Metz’s obvious bias against organic lawn care is clearly backed by the city’s mayor Doug Lyon, who categorically denounced any suggestion that synthetic chemical pesticides were in any way dangerous. The products’ approval by the Environmental Protection Agency, he said, was proof enough for him that the federal government was looking out for the safety of its citizens.
“It’s not Durango’s job to second guess the EPA,” he stated, emphatically. He graciously allowed every voice to be heard during the marathon session Tuesday night, but he was clearly red-faced and frustrated by midnight. He also twisted the truth and took facts out of context to suit his own belief that products like weed ‘n feed and Roundup pose no unreasonable health risk.
Despite the city council’s 5-0 vote against the petition, Blair, Gourley and their group of organizers still hold the best cards in this spirited poker match. If they allow the issue to go to the November ballot in an election year — in which the state of Colorado is also debating the legalization of marijuana — they know they will probably win. Numerous polls have shown that younger voters especially favor anti-pesticide initiatives.
At heart, Blair, Gouley and others really don’t want to compromise on the obvious health and safety issues presented by constant spraying of synthetic chemical fertilizers and pesticides. Yet they’re also agonizing about the issue of pitting neighbor against neighbor in a tightly knit town.
“We would compromise if the city would truly offer a compromise,” said Gourley. “But it’s hard to know if we can really trust certain people’s sincerity.”
The pure democratic move, according to Blair, is to let the voters decide in November.
“I’m not interested in letting the city spray poisons for another two to five years while we work out a compromise,” said Blair, a naturalist who is known to live for days at a time on wild plants that most consider weeds. “We’ve been trying to get the city to focus on this issue for years; their idea of a compromise seems to be to give us a few more (pesticide-free) parks, but otherwise keep spraying everywhere else. That’s not a compromise.”
Since Tuesday night’s meeting signs have emerged that, in fact, a pre-ballot resolution could happen. With the story making front-page headlines all week, phone calls have been exchanged and new proposals are in draft phase — but a clock is ticking. If the city can’t reach an agreement with the organic advocates by Sept. 7, the initiative will go to the ballot.

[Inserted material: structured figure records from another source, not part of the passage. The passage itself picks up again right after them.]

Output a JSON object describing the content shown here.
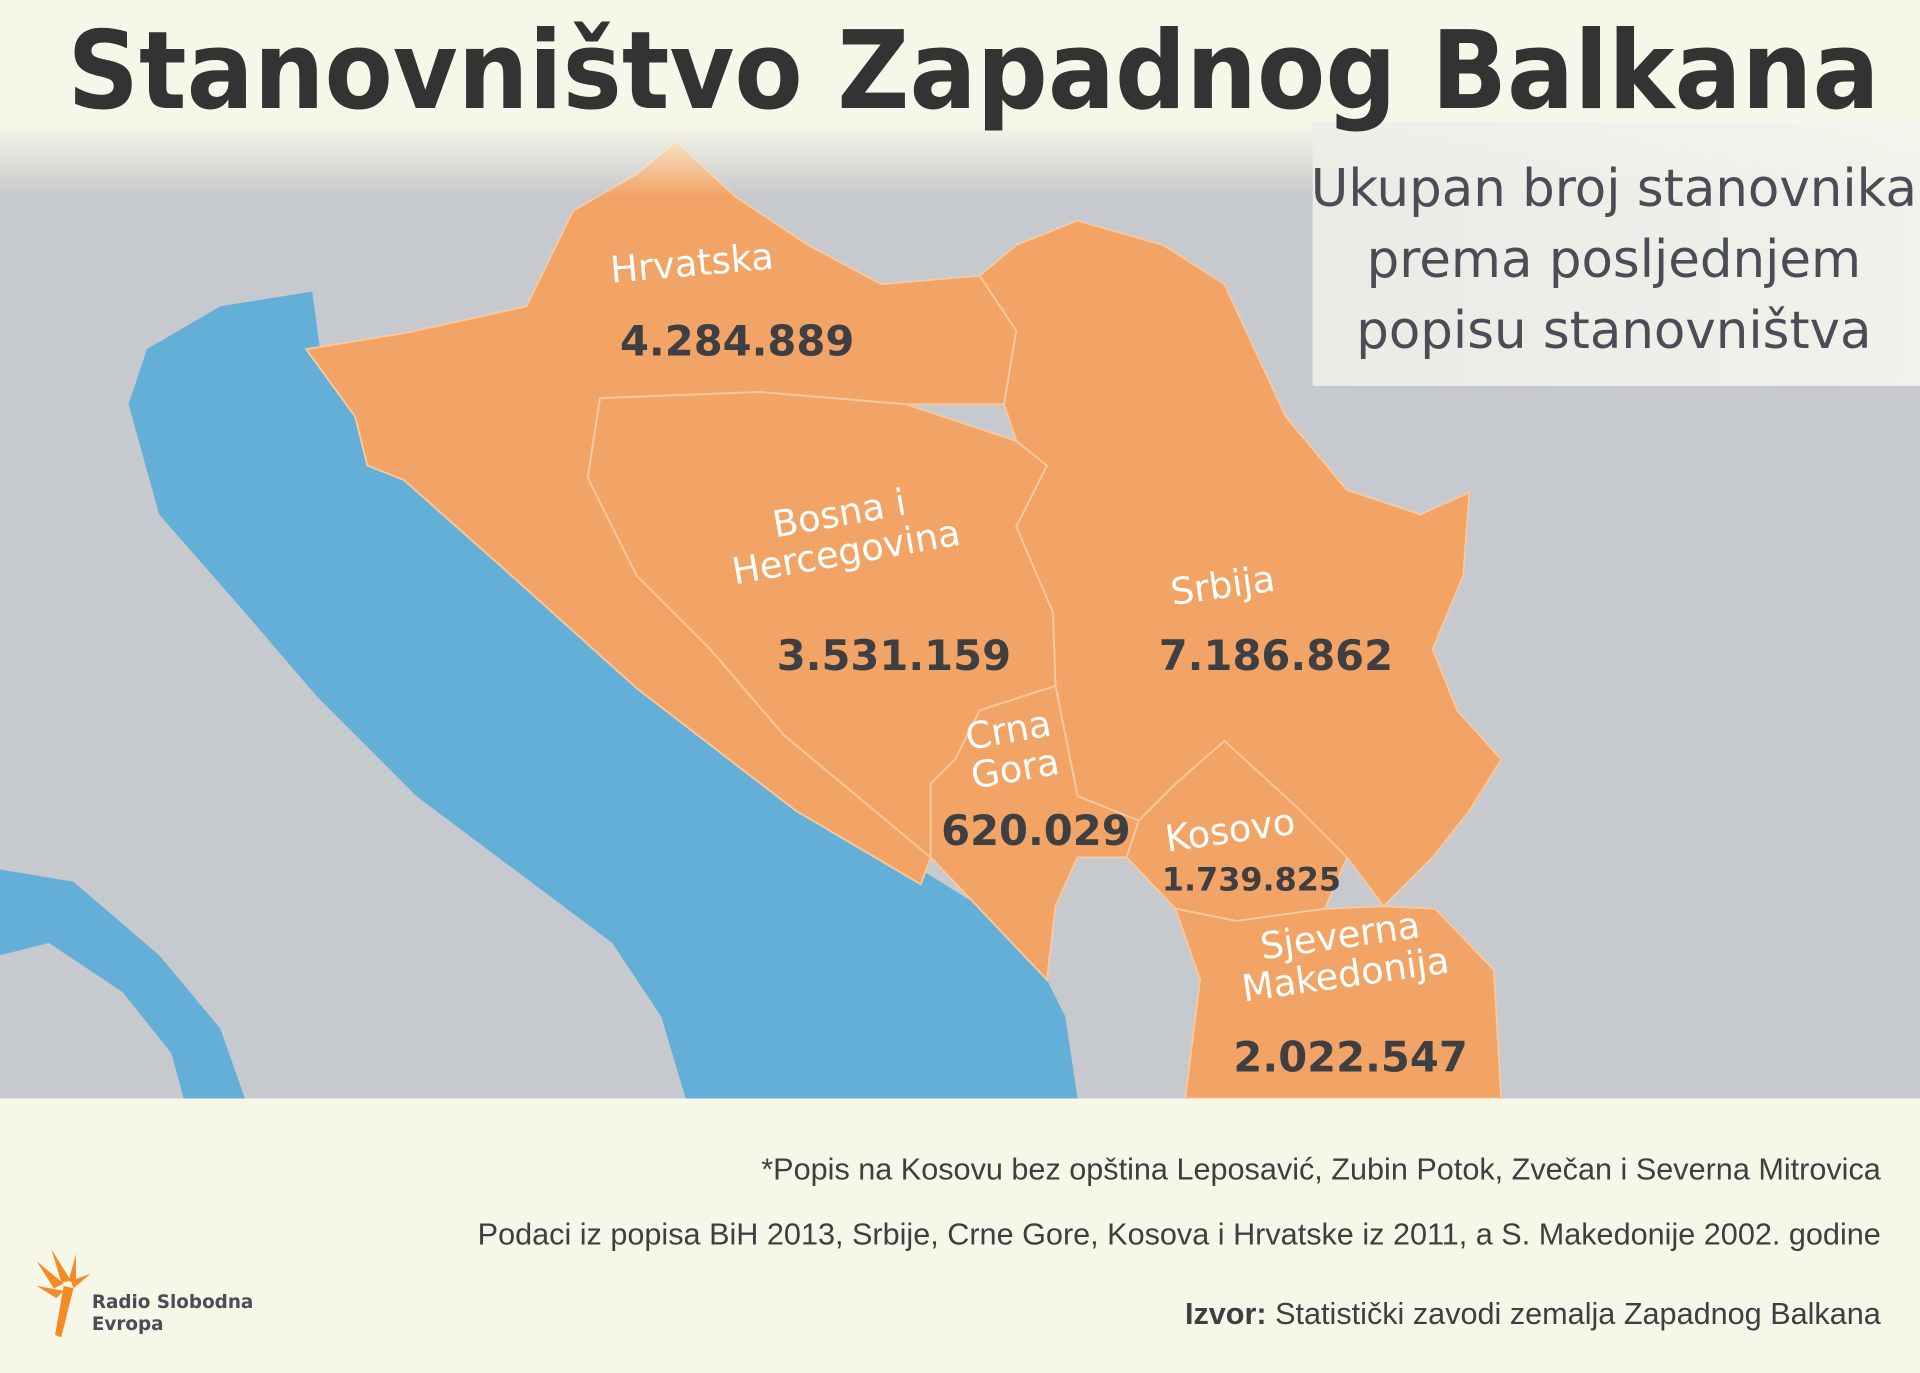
{
  "title": "Stanovništvo Zapadnog Balkana",
  "subtitle": [
    "Ukupan broj stanovnika",
    "prema posljednjem",
    "popisu stanovništva"
  ],
  "regions": [
    {
      "name": [
        "Hrvatska"
      ],
      "population": "4.284.889"
    },
    {
      "name": [
        "Bosna i",
        "Hercegovina"
      ],
      "population": "3.531.159"
    },
    {
      "name": [
        "Srbija"
      ],
      "population": "7.186.862"
    },
    {
      "name": [
        "Crna",
        "Gora"
      ],
      "population": "620.029"
    },
    {
      "name": [
        "Kosovo"
      ],
      "population": "1.739.825"
    },
    {
      "name": [
        "Sjeverna",
        "Makedonija"
      ],
      "population": "2.022.547"
    }
  ],
  "notes": [
    "*Popis na Kosovu bez opština Leposavić, Zubin Potok, Zvečan i Severna Mitrovica",
    "Podaci iz popisa BiH 2013, Srbije, Crne Gore, Kosova i Hrvatske iz 2011, a S. Makedonije 2002. godine"
  ],
  "source": {
    "label": "Izvor:",
    "text": "Statistički zavodi zemalja Zapadnog Balkana"
  },
  "logo": [
    "Radio Slobodna",
    "Evropa"
  ]
}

It’s still anyone’s guess as to how this showdown will play out. Ultimately, however, the Organically Managed Parks Durango group has succeeded like few others in the U.S. in getting its town to talk about the dangers of pesticides.
City officials can complain all they want about having a gun to their heads. The truth is they never would have given this group this much consideration without feeling the heat.